Lengket. "Saya punya kesan yang sangat baik tentang orang-orang Jepang. Saya sudah beberapa kali bepergian ke Jepang, dan saya merasa mereka benar-benar rendah hati, baik hati, pekerja keras, hemat, dan punya banyak hal untuk dipelajari dari mereka," katanya.
. Pada tanggal 26 bulan lalu, ketika ia mengumumkan janjinya mengenai diplomasi dan keamanan, Lee berada di Suwon, tempat ia berkampanye, ketika ia membacakan dokumen tahun 1998 yang menyatakan penyesalan dan permintaan maaf atas pemerintahan kolonial dan menyerukan pengembangan hubungan yang berorientasi ke masa depan.
Ia menyinggung Deklarasi Bersama Korea-Korea Selatan dan menyatakan pengakuannya bahwa Deklarasi tersebut mengandung prinsip-prinsip yang diinginkan dan realistis. Di sisi lain, ia mengatakan bahwa negara tersebut pada prinsipnya akan menangani masalah teritorial dan sejarah. Namun, masalah sejarah terbesar antara Jepang dan Korea Selatan adalah
Pemerintahan Yoon sebelumnya memberikan solusi terhadap masalah mantan pekerja paksa, yang berujung pada perbaikan dramatis dalam hubungan kedua negara. Penyelesaian masalah mantan pekerja paksa masih dalam proses, tetapi jika Lee menjadi presiden, ia akan dapat melaksanakan langkah-langkah yang diusulkan oleh pemerintahan sebelumnya.
Tidak jelas apakah solusi yang diusulkan akan terus dilaksanakan. Juga mengenai isu wanita penghibur. Pemerintahan sebelumnya tidak melakukan langkah-langkah signifikan, namun pada tahun 2015, pemerintah Jepang dan Korea Selatan mengumumkan langkah “final dan tidak dapat diubah”
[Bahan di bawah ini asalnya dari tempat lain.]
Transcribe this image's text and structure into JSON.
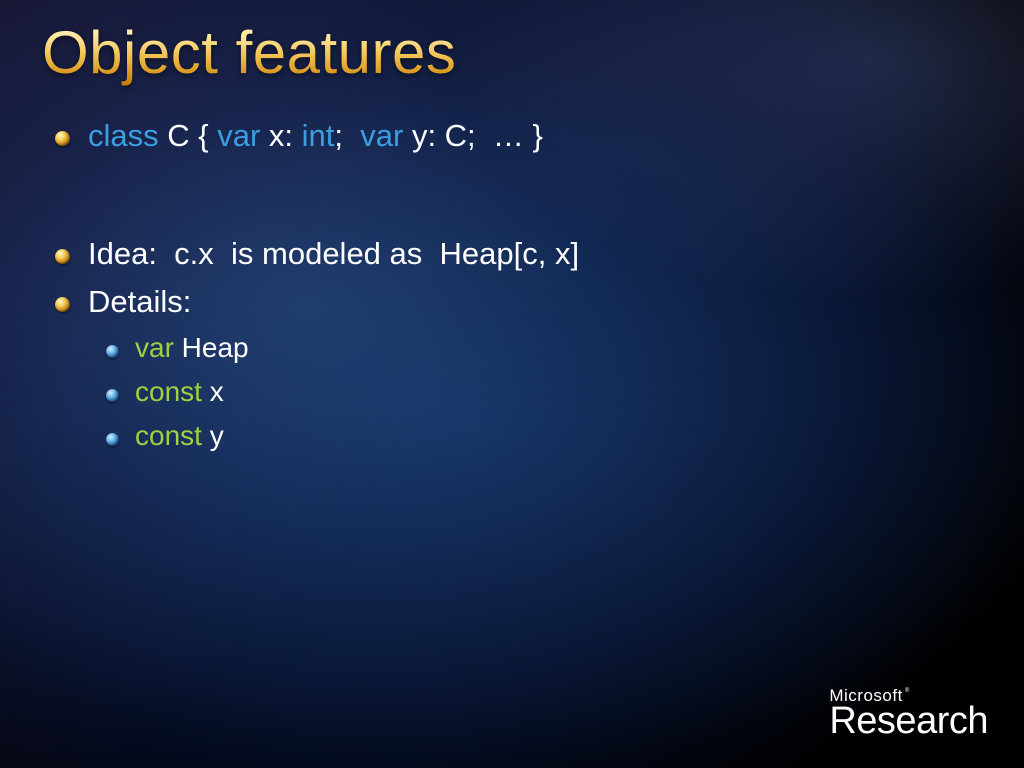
{
  "title": "Object features",
  "bullets": [
    {
      "segments": [
        {
          "text": "class",
          "cls": "kw-blue"
        },
        {
          "text": " C { ",
          "cls": "text-white"
        },
        {
          "text": "var",
          "cls": "kw-blue"
        },
        {
          "text": " x: ",
          "cls": "text-white"
        },
        {
          "text": "int",
          "cls": "kw-blue"
        },
        {
          "text": ";  ",
          "cls": "text-white"
        },
        {
          "text": "var",
          "cls": "kw-blue"
        },
        {
          "text": " y: C;  … }",
          "cls": "text-white"
        }
      ],
      "spacingClass": "first"
    },
    {
      "segments": [
        {
          "text": "Idea:  c.x  is modeled as  Heap[c, x]",
          "cls": "text-white"
        }
      ],
      "spacingClass": "reg"
    },
    {
      "segments": [
        {
          "text": "Details:",
          "cls": "text-white"
        }
      ],
      "spacingClass": "reg",
      "sub": [
        {
          "segments": [
            {
              "text": "var",
              "cls": "kw-green"
            },
            {
              "text": " Heap",
              "cls": "text-white"
            }
          ]
        },
        {
          "segments": [
            {
              "text": "const",
              "cls": "kw-green"
            },
            {
              "text": " x",
              "cls": "text-white"
            }
          ]
        },
        {
          "segments": [
            {
              "text": "const",
              "cls": "kw-green"
            },
            {
              "text": " y",
              "cls": "text-white"
            }
          ]
        }
      ]
    }
  ],
  "logo": {
    "top": "Microsoft",
    "tm": "®",
    "bottom": "Research"
  }
}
Kedua belah pihak sepakat pada "solusi pro-rata". Perdana Menteri saat itu Shinzo Abe menyampaikan "permintaan maaf dan penyesalan," dan pemerintah Jepang menyumbang 1 miliar yen untuk dana dukungan korban di Korea Selatan. Pemerintah Jepang telah menyelesaikan masalah ini.
Namun, pada tanggal 25 April, dalam gugatan hukum di mana keluarga mantan wanita penghibur meminta ganti rugi dari pemerintah Jepang, Pengadilan Distrik Cheongju di Jepang bagian tengah menjatuhkan putusan yang memerintahkan pemerintah Jepang untuk membayar kompensasi. Putusan serupa
Ini adalah kasus ketiga di mana pengadilan memerintahkan Jepang untuk membayar kompensasi. Pada saat putusan tersebut, Menteri Luar Negeri Takeshi Iwaya mengeluarkan pernyataan yang mengatakan, "Ini jelas merupakan pelanggaran hukum internasional dan perjanjian antara pemerintah Jepang dan Korea Selatan. Hal ini sangat disesalkan dan sama sekali tidak dapat diterima."
" katanya. Putusan itu ditetapkan pada tanggal 15 bulan lalu. Kelompok masyarakat sipil Korea Selatan yang mendukung mantan wanita penghibur menyerukan kepada pemerintah baru yang akan menjabat setelah pemilihan umum untuk secara proaktif menangani masalah wanita penghibur.